Di balik suburnya lahan pertanian Nusantara, sebuah persoalan klasik masih terus membelenggu para petani dan pelaku usaha kecil di pedesaan. Masalah utamanya bukan pada kemampuan berproduksi, melainkan pada jalur logistik yang rumit dan keterbatasan akses untuk menjangkau pasar secara langsung.
Kondisi tersebut sering kali memaksa para produsen lokal pasrah terhadap harga jual yang tidak adil dan tidak berpihak pada kesejahteraan mereka.
Menanggapi tantangan struktural ini, sebuah langkah strategis berskala nasional resmi diluncurkan.

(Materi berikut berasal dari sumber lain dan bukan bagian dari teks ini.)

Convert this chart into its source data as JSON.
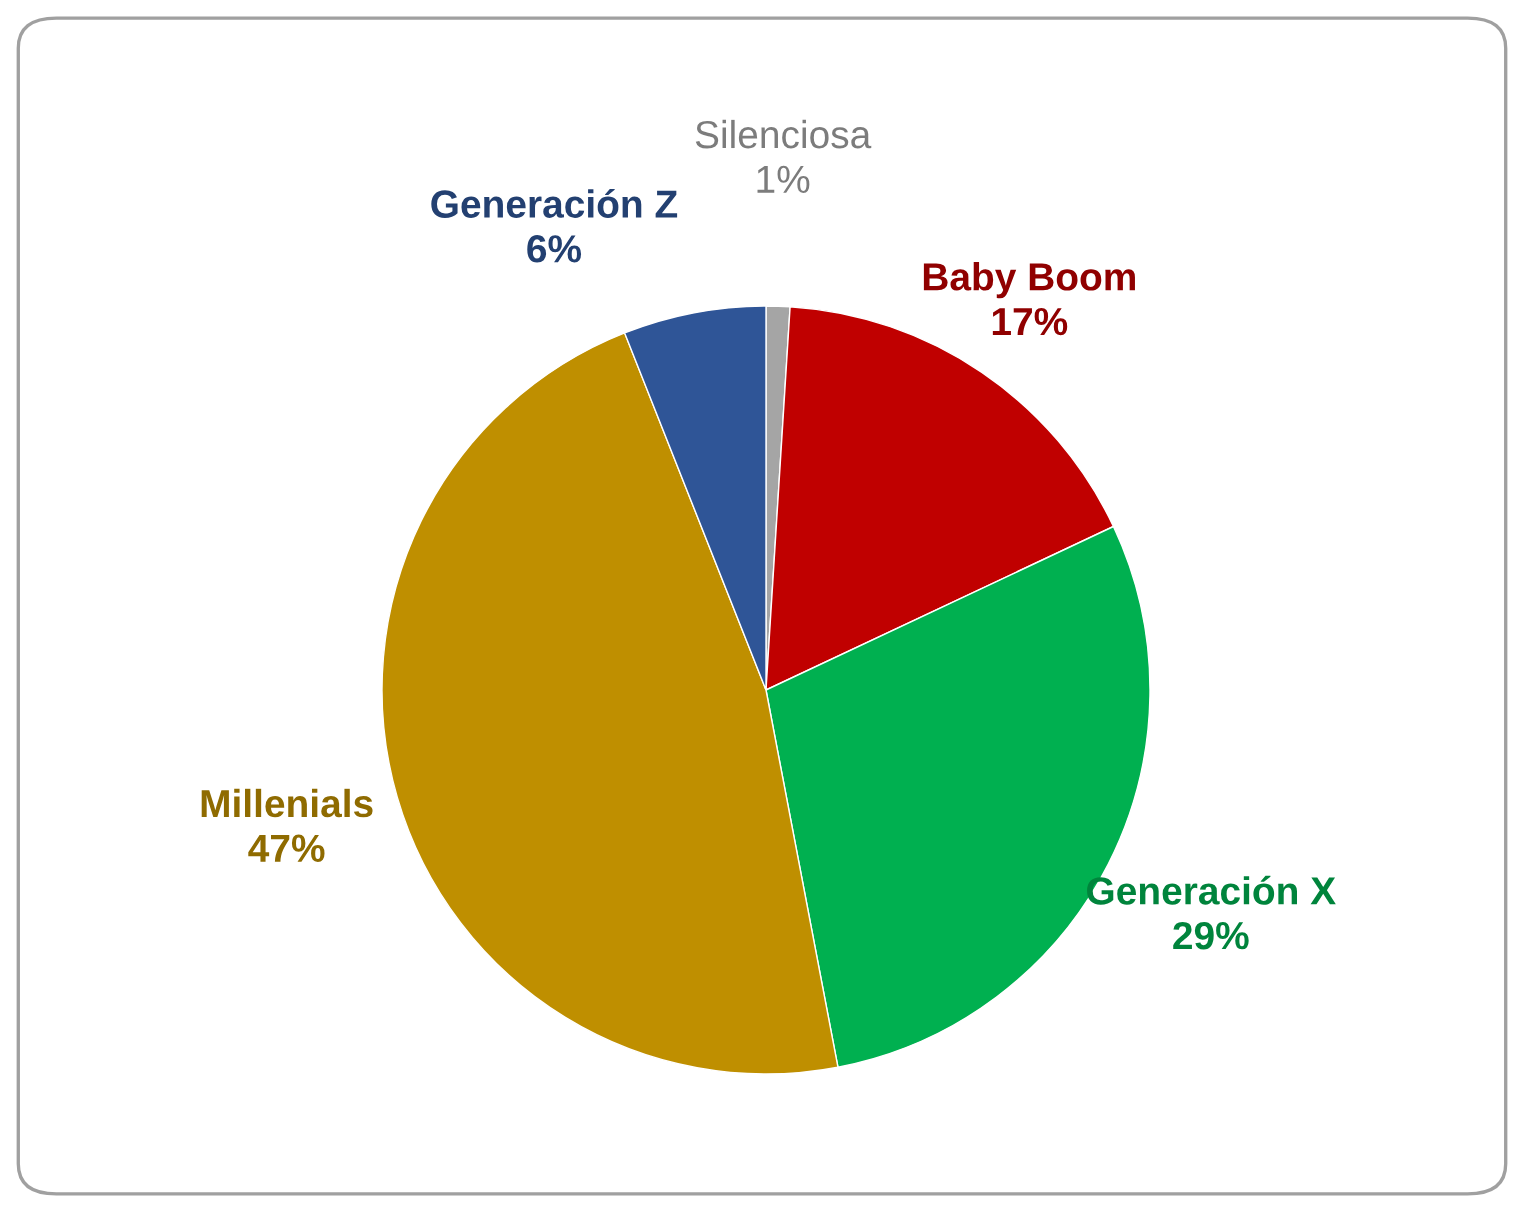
{
  "chart_data": {
    "type": "pie",
    "categories": [
      "Silenciosa",
      "Baby Boom",
      "Generación X",
      "Millenials",
      "Generación Z"
    ],
    "values": [
      1,
      17,
      29,
      47,
      6
    ],
    "value_labels": [
      "1%",
      "17%",
      "29%",
      "47%",
      "6%"
    ],
    "colors": [
      "#a5a5a5",
      "#c00000",
      "#00b050",
      "#bf8f00",
      "#2f5597"
    ],
    "legend": false
  }
}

Berdasarkan data resmi dari Badan Komunikasi Pemerintah (Bakom RI), sebanyak 1.061 Koperasi Desa/Kelurahan Merah Putih (KDKMP) kini telah mulai beroperasi secara serentak di berbagai wilayah Indonesia.
Peresmian ini menandai babak baru dalam pembangunan fondasi ekonomi yang lebih merata dari tingkat bawah, sekaligus memperkuat ketahanan pangan nasional.

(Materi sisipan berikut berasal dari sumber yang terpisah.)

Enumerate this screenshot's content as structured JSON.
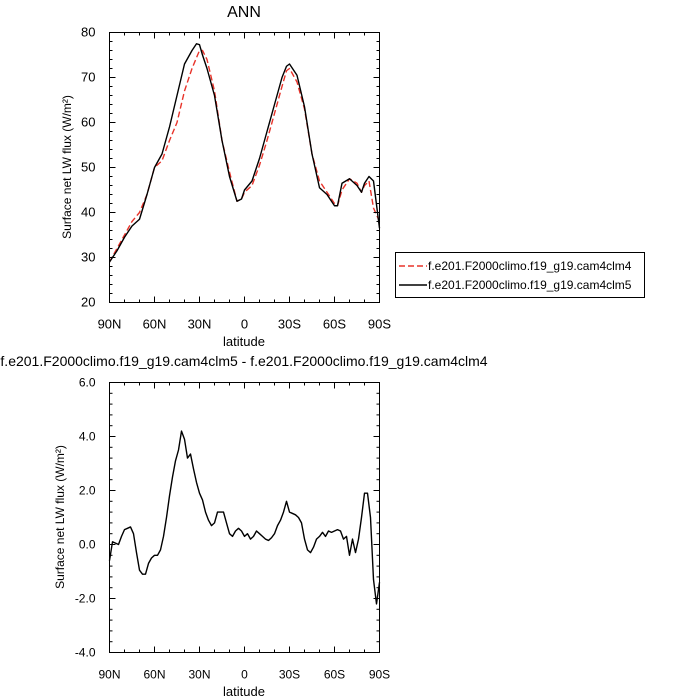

Sebagai tahap awal, sebaran koperasi ini berfokus di wilayah Jawa Timur dengan 530 unit dan Jawa Tengah sebanyak 531 unit yang telah siap melayani masyarakat.
Memutus Jalur Logistik yang Menjerat
Di tingkat manajemen, tata kelola KDKMP dirancang untuk menjadi pusat aktivitas ekonomi terpadu yang memotong mata rantai perdagangan yang merugikan. Koperasi bertindak langsung sebagai pembeli utama (offtaker) yang menyerap hasil panen langsung dari tangan para petani setempat.
Pola ini memutus dominasi tengkulak yang selama ini mengambil keuntungan terlalu besar di tengah jalur distribusi. Selain menyediakan sistem logistik yang rapi, badan usaha ini mengintegrasikan berbagai layanan vital bagi masyarakat desa.

(Foto: Bakom.ri)
Berdasarkan cetak biru operasional KDKMP, fasilitas ini berfungsi sebagai penyalur barang bersubsidi maupun nonsubsidi, pusat distribusi keuangan yang disubsidi negara, hingga wadah penyaluran bantuan sosial pemerintah.
Untuk memastikan keberlanjutan layanan, setiap unit koperasi secara bertahap didukung oleh infrastruktur yang lengkap, meliputi gerai sembako, gudang logistik, layanan simpan pinjam, apotek, hingga klinik desa.
Melalui kendali ekonomi yang ditarik kembali ke tingkat lokal, pergerakan barang menjadi lebih efisien dan roda ekonomi bergerak langsung dari akar rumput.
Efek Domino bagi Lapangan Kerja Baru
Dampak positif dari program ini tidak berhenti pada stabilitas harga pangan. Gerakan yang menargetkan pembangunan hingga 80.000 unit KDKMP di seluruh Indonesia ini terbukti menjadi mesin penggerak yang masif dalam menciptakan lapangan pekerjaan baru di pedesaan.
Data dari Bakom RI menunjukkan bahwa setiap satu unit koperasi yang berdiri mampu menyerap sedikitnya 17 tenaga kerja lokal yang dipimpin oleh seorang manajer profesional.

(Foto: Bakom.ri)
Penyerapan tenaga kerja ini mencakup berbagai posisi penting di tingkat tapak, mulai dari kepala toko, kasir, pramuniaga, petugas koperasi simpan pinjam, petugas keamanan, hingga pengemudi kendaraan operasional.
Transformasi struktural ini membuktikan bahwa dengan pengelolaan yang transparan dan berpihak pada rakyat, sektor UMKM pedesaan dapat bangkit menjadi pilar utama ekonomi nasional.
Perputaran uang yang kini menetap lebih lama di daerah pada akhirnya ikut menghidupkan usaha-usaha kecil di sekitarnya, membawa harapan baru bahwa kedaulatan pangan Indonesia benar-benar dimulai dari halaman rumah para petani di desa.